Individual analysis tasks are defined as YAML objects in a file named flo.yaml (or whatever you prefer) with something like this:

---
creates: "path/to/some/output/file.txt"
depends: "path/to/some/script.py"
command: "python {{depends}} > {{creates}}"

Every YAML object that defines a task must have creates and command keys and can optionally contain a depends key. The order of these keys does not matter; the above order is chosen for explanatory purposes only.

creates

The creates key uniquely identifies the resource that is created. By default, it is interpreted as a path to a file (relative paths are interpreted as relative to the flo.yaml file) or a directory. Importantly, every task is intended to create a single file or directory. If you have a task that creates multiple files, you can either (i) split that into separate tasks or (ii) have all of those files embedded in a directory and use the directory name as the creates value like this:

---
creates: "path/to/output/directory"
depends: "path/to/some/script.py"
command:
  - "mkdir -p {{creates}}"
  - "python {{depends}} {{creates}}"

In this case, the directory path/to/output/directory is passed as the first argument to path/to/some/script.py, which can then add as many files as necessary to that directory. When this task is complete, flo checks the hash of all files in path/to/output/directory and all of its child directories to determine if it is in sync or not.

depends

The depends key defines the resource(s) on which this task depends. It is common for depends to specify many things, including data analysis scripts or other tasks from within the flo.yaml. Multiple dependencies can be defined in a YAML list like this:

depends:
  - "path/to/some/script.py"
  - "another/task/creates/target.txt"

These dependencies are what flo uses to determine if a task is out of sync and needs to be re-executed. Importantly, flo obeys the dependencies when it constructs the task graph but always runs in a deterministic order. If a specified depends does not exist immediately prior to flo running the task, flo throws an informative error.

command

The command key is mandatory and it defines the command(s) that should be executed to produce the resource specified by the creates key. Like the depends key, multiple steps can be defined in a YAML list like this:

command:
  - "mkdir -p $(dirname {{creates}})"
  - "python {{depends}} > {{creates}}"

templating variables

Importantly, the command is rendered as a jinja template to avoid duplication of information that is already defined in that task. Its quite common to use {{depends}} and {{creates}} in the command specification, but you can also use other variables like this:

---
creates: "path/to/some/output/file.txt"
sigma: "2.137"
depends: "path/to/some/script.py"
command: "python {{depends}} {{sigma} > {{creates}}"

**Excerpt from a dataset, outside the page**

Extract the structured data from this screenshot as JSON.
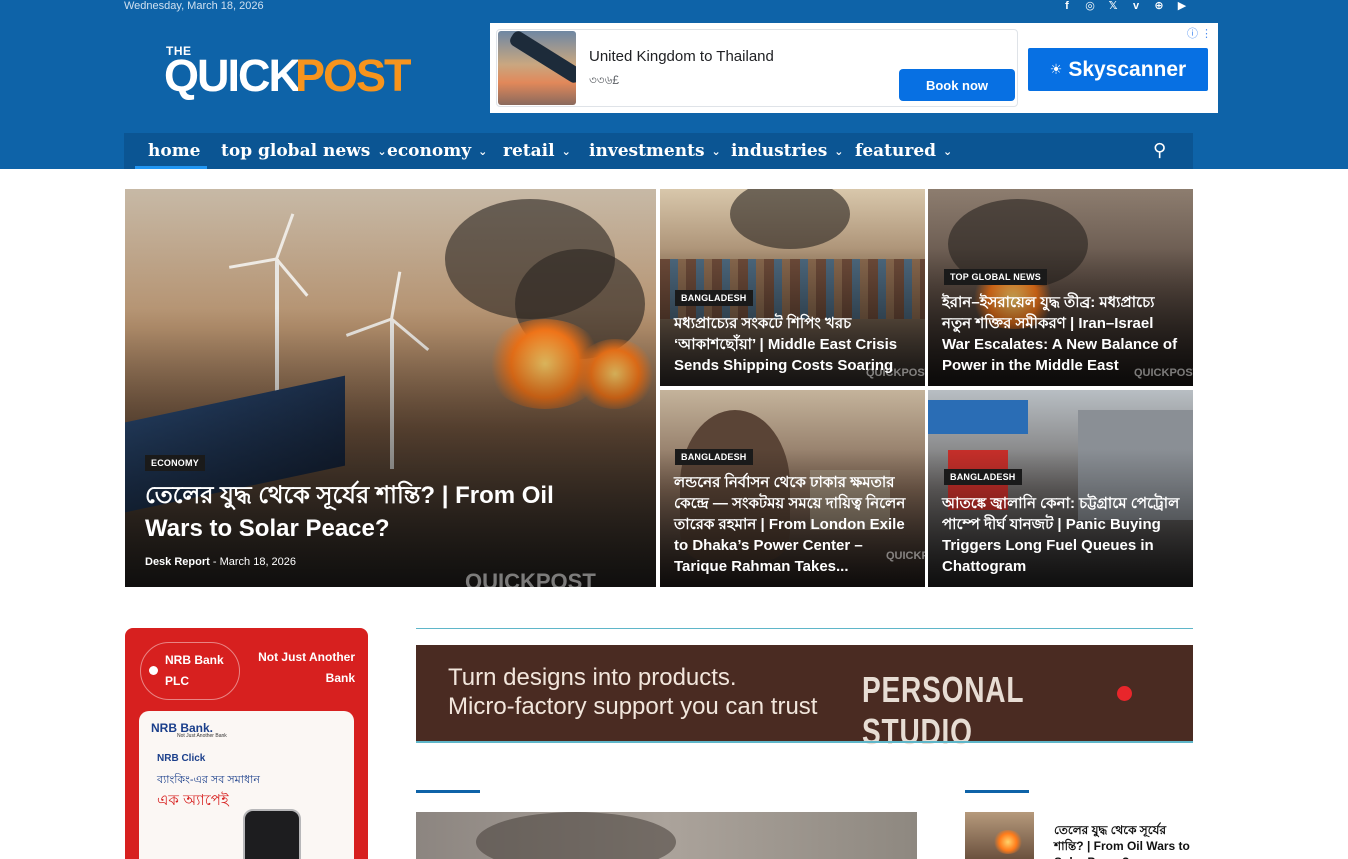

In the aforementioned example, sigma is only available when rendering the jinja template for that task. If you’d like to use sigma in several other tasks, you can alternatively put it in a global namespace in a flo.yaml like this (similar example here):

---
sigma: "2.137"
tasks:
  -
    creates: "path/to/some/output/file.txt"
    depends: "path/to/some/script.py"
    command: "python {{depends}} {{sigma} > {{creates}}"
  -
    creates: "path/to/another/output/file.txt"
    depends:
      - "path/to/another/script.py"
      - "path/to/some/output/file.txt"
    command: "python {{depends[0]}} {{sigma}} < {{depends[1]}} > {{creates}}"

Another common use case for global variables is when you have several tasks that all depend on the same file. You can also use jinja templating in the creates and depends attributes of your flo.yaml like this:

---
input: "data/sp500.html"
tasks:
  -
    creates: "{{input}}"
    command:
      - "mkdir -p $(dirname {{creates}})"
      - "wget http://en.wikipedia.org/wiki/List_of_S%26P_500_companies -O {{creates}}"
  -
    creates: "data/names.dat"
    depends:
      - "src/extract_names.py"
      - "{{input}}"
    command: "python {{depends|join(' ')}} > {{creates}}"
  -
    creates: "data/symbols.dat"
    depends:
      - "src/extract_symbols.py"
      - "{{input}}"
    command: "python {{depends|join(' ')}} > {{creates}}"

There are several examples for more inspiration on how you could use the flo.yaml specification. If you have suggestions for other ideas, please add them!

deterministic execution order

flo is guaranteed to run in the exact same order every single time and its important that users understand how it works. When flo is executed, it makes sure to obey the dependencies specified in the YAML configuration. In the event of ties flo is executed in the same order as the tasks appear in the YAML configuration. Technically, this is very similar to a breadth first search originating from the set of tasks that have no dependencies except that we order things based on the maximum distance that each task is from any given source node and we break ties based on the order in the YAML configuration file.

The deterministic order example contains a few different YAML configuration files to demonstrate how this works in practice, the highlights of which are summarized here.

task graph for sibling tasks that all depend on the same parent

For sibling tasks, sibling tasks are executed in the order in which they appear in the YAML configuration file, but always after the their dependencies have been satisfied. In this example, the task graph looks like this and the tasks are guaranteed to run in alphabetical order.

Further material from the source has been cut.